『三省堂国語辞典』を眺めていて「海賊放送」に驚いた。「領海の外からおこなう放送」であると定義しているのだ。
海賊放送とは「放送免許」などを得ず、無許可で放送を行うことを言うのではないのか。領海云々は関係ないと思うのだが違うだろうか。
などと思っていたらWikipediaに答えがあった。
この場合の「海賊」の意味は、「海賊版」と同義の「正規の流通ルートを経ない」「法律を無視するもの」と考えてよいが、船に送信機とアンテナを積んで出航し、どこの政府の規制も受けない公海上から放送を行う、という文字通りの形式が「海賊放送」と呼ばれた歴史上最初の事例であり、また多く見られる。

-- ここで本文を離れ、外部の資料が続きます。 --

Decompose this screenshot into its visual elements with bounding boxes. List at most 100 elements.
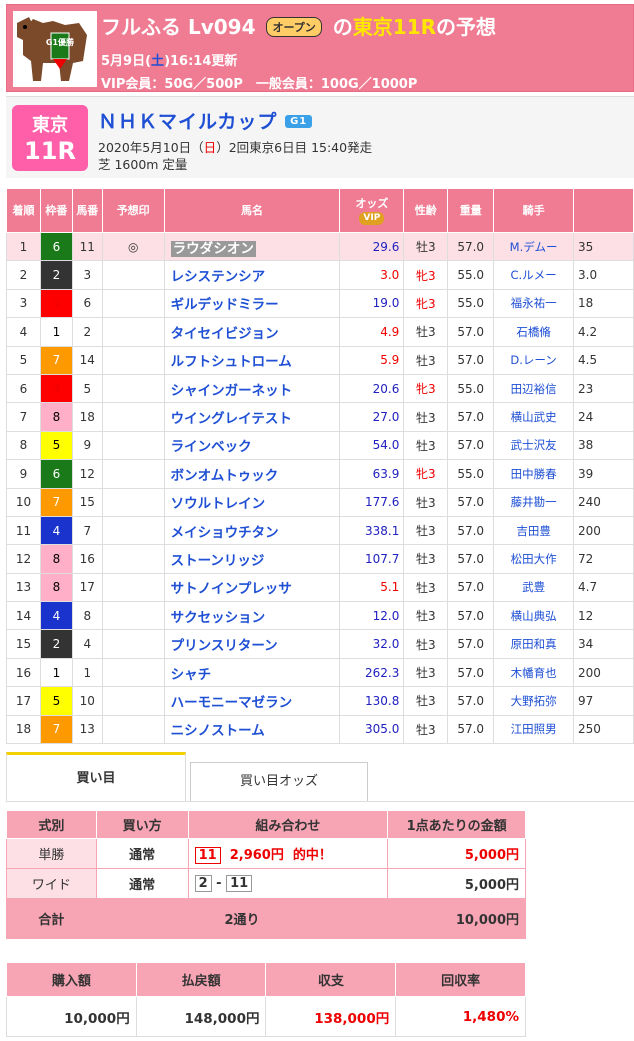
popularity-cell: 4.2 [573, 317, 634, 347]
horse-name-link[interactable]: タイセイビジョン [171, 326, 279, 342]
waku-cell: 6 [39, 231, 73, 262]
horse-name-link[interactable]: ラウダシオン [170, 240, 256, 257]
waku-cell: 4 [39, 515, 73, 546]
table-row: 16 1 1 シャチ 262.3 牡3 57.0 木幡育也 200 [6, 657, 634, 688]
jockey-cell[interactable]: 田中勝春 [493, 459, 575, 489]
jockey-cell[interactable]: 大野拓弥 [493, 686, 575, 716]
mascot-label: G1優勝 [46, 37, 75, 47]
umaban-cell: 9 [71, 430, 103, 461]
open-badge: オープン [266, 17, 322, 37]
jockey-cell[interactable]: C.ルメー [493, 260, 575, 290]
jockey-cell[interactable]: 石橋脩 [493, 317, 575, 347]
horse-name-link[interactable]: ニシノストーム [171, 723, 265, 739]
results-body: 1 6 11 ◎ ラウダシオン 29.6 牡3 57.0 M.デムー 35 2 2 3 レシステンシア 3.… [6, 231, 634, 745]
table-row: 13 8 17 サトノインプレッサ 5.1 牡3 57.0 武豊 4.7 [6, 572, 634, 603]
table-row: 1 6 11 ◎ ラウダシオン 29.6 牡3 57.0 M.デムー 35 [6, 231, 634, 262]
horse-name-link[interactable]: メイショウチタン [171, 525, 279, 541]
umaban-cell: 4 [71, 629, 103, 659]
sex-age-cell: 牡3 [403, 487, 449, 517]
race-badge: 東京 11R [12, 105, 88, 171]
horse-name-cell[interactable]: ウイングレイテスト [163, 402, 341, 432]
horse-name-cell[interactable]: ソウルトレイン [163, 487, 341, 517]
horse-name-cell[interactable]: タイセイビジョン [163, 317, 341, 347]
table-row: 7 8 18 ウイングレイテスト 27.0 牡3 57.0 横山武史 24 [6, 402, 634, 432]
horse-name-cell[interactable]: ラウダシオン [163, 231, 341, 262]
popularity-cell: 35 [573, 231, 634, 262]
waku-cell: 3 [39, 288, 73, 319]
mark-cell [101, 487, 165, 517]
jockey-cell[interactable]: 武士沢友 [493, 430, 575, 461]
horse-name-link[interactable]: レシステンシア [171, 269, 266, 285]
horse-name-link[interactable]: ギルデッドミラー [171, 297, 279, 313]
weight-cell: 57.0 [447, 345, 495, 375]
rank-cell: 7 [6, 402, 41, 432]
horse-name-cell[interactable]: ストーンリッジ [163, 544, 341, 574]
jockey-cell[interactable]: 吉田豊 [493, 515, 575, 546]
waku-cell: 7 [39, 714, 73, 745]
horse-name-cell[interactable]: サクセッション [163, 601, 341, 631]
tab-bets[interactable]: 買い目 [6, 752, 186, 802]
horse-name-link[interactable]: シャチ [171, 667, 212, 683]
rank-cell: 15 [6, 629, 41, 659]
jockey-cell[interactable]: 藤井勘一 [493, 487, 575, 517]
horse-name-cell[interactable]: サトノインプレッサ [163, 572, 341, 603]
payout-amount: 148,000円 [135, 996, 267, 1037]
tab-bet-odds[interactable]: 買い目オッズ [190, 762, 368, 802]
bets-table: 式別 買い方 組み合わせ 1点あたりの金額 単勝 通常 11 2,960円 的中… [6, 810, 526, 939]
jockey-cell[interactable]: 横山武史 [493, 402, 575, 432]
horse-name-link[interactable]: シャインガーネット [171, 383, 293, 399]
horse-name-cell[interactable]: レシステンシア [163, 260, 341, 290]
jockey-cell[interactable]: 原田和真 [493, 629, 575, 659]
jockey-cell[interactable]: 横山典弘 [493, 601, 575, 631]
popularity-cell: 23 [573, 373, 634, 404]
horse-name-link[interactable]: ソウルトレイン [171, 496, 266, 512]
sex-age-cell: 牡3 [403, 544, 449, 574]
jockey-cell[interactable]: 木幡育也 [493, 657, 575, 688]
col-sex: 性齢 [403, 188, 449, 233]
horse-name-cell[interactable]: ギルデッドミラー [163, 288, 341, 319]
vip-badge: VIP [359, 211, 385, 225]
jockey-cell[interactable]: 福永祐一 [493, 288, 575, 319]
title-user: フルふる [101, 15, 181, 39]
horse-name-link[interactable]: ルフトシュトローム [171, 354, 292, 370]
horse-name-cell[interactable]: プリンスリターン [163, 629, 341, 659]
bets-header: 式別 買い方 組み合わせ 1点あたりの金額 [6, 810, 526, 839]
horse-name-cell[interactable]: ルフトシュトローム [163, 345, 341, 375]
col-umaban: 馬番 [71, 188, 103, 233]
bets-col-combo: 組み合わせ [187, 810, 389, 839]
jockey-cell[interactable]: 田辺裕信 [493, 373, 575, 404]
jockey-cell[interactable]: M.デムー [493, 231, 575, 262]
bet-row: 単勝 通常 11 2,960円 的中！ 5,000円 [6, 838, 526, 869]
jockey-cell[interactable]: 武豊 [493, 572, 575, 603]
horse-name-link[interactable]: プリンスリターン [171, 638, 278, 654]
horse-name-cell[interactable]: ボンオムトゥック [163, 459, 341, 489]
mark-cell [101, 572, 165, 603]
jockey-cell[interactable]: 松田大作 [493, 544, 575, 574]
horse-name-cell[interactable]: ハーモニーマゼラン [163, 686, 341, 716]
horse-name-link[interactable]: ハーモニーマゼラン [171, 695, 293, 711]
jockey-cell[interactable]: D.レーン [493, 345, 575, 375]
horse-name-link[interactable]: ストーンリッジ [171, 553, 265, 569]
horse-name-link[interactable]: ウイングレイテスト [171, 411, 292, 427]
horse-name-cell[interactable]: シャチ [163, 657, 341, 688]
horse-name-link[interactable]: サクセッション [171, 610, 266, 626]
jockey-cell[interactable]: 江田照男 [493, 714, 575, 745]
table-row: 17 5 10 ハーモニーマゼラン 130.8 牡3 57.0 大野拓弥 97 [6, 686, 634, 716]
sex-age-cell: 牡3 [403, 714, 449, 745]
horse-name-cell[interactable]: ニシノストーム [163, 714, 341, 745]
horse-name-link[interactable]: ラインベック [171, 439, 252, 455]
summary-table: 購入額 払戻額 収支 回収率 10,000円 148,000円 138,000円… [6, 962, 526, 1037]
horse-name-link[interactable]: ボンオムトゥック [171, 468, 279, 484]
weight-cell: 57.0 [447, 601, 495, 631]
umaban-cell: 7 [71, 515, 103, 546]
rank-cell: 11 [6, 515, 41, 546]
race-course: 芝 1600m 定量 [98, 157, 188, 172]
horse-name-link[interactable]: サトノインプレッサ [171, 581, 292, 597]
umaban-cell: 16 [71, 544, 103, 574]
horse-name-cell[interactable]: ラインベック [163, 430, 341, 461]
rank-cell: 5 [6, 345, 41, 375]
horse-name-cell[interactable]: シャインガーネット [163, 373, 341, 404]
mark-cell: ◎ [101, 231, 165, 262]
rank-cell: 1 [6, 231, 41, 262]
horse-name-cell[interactable]: メイショウチタン [163, 515, 341, 546]
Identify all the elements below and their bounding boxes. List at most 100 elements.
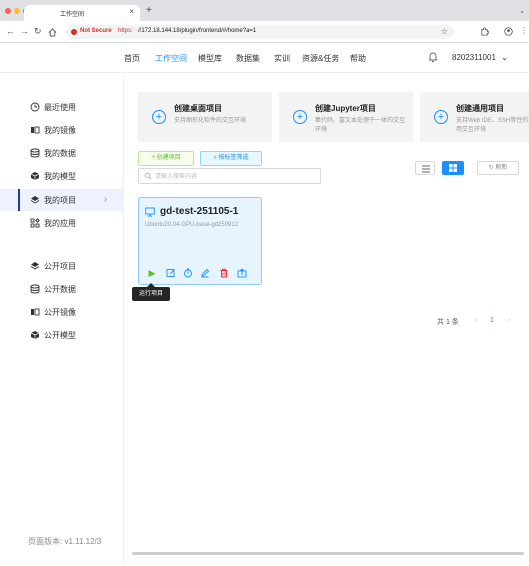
create-generic-project-card[interactable]: + 创建通用项目 支持Web IDE、SSH等性的通用交互环境: [420, 92, 529, 142]
home-icon[interactable]: [48, 28, 57, 37]
nav-workspace[interactable]: 工作空间: [155, 53, 187, 64]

なるほど、『三省堂国語辞典』の語釈は「由緒正しき」語釈であったのだな。但し、現代の用例に強いはずの辞書がいきなり由緒正しくなるとちょっと戸惑ったりはする。
『日本国語大辞典』の語釈も載せておく。
かいぞく‐ほうそう[:ハウソウ] 【海賊放送】
〔名〕
正規の放送局の免許を受けていない者がする放送。
今はこのような使い方の方が一般的なんじゃないかと思う。まあ、オリジナルの意味を勉強できたのは良かったな。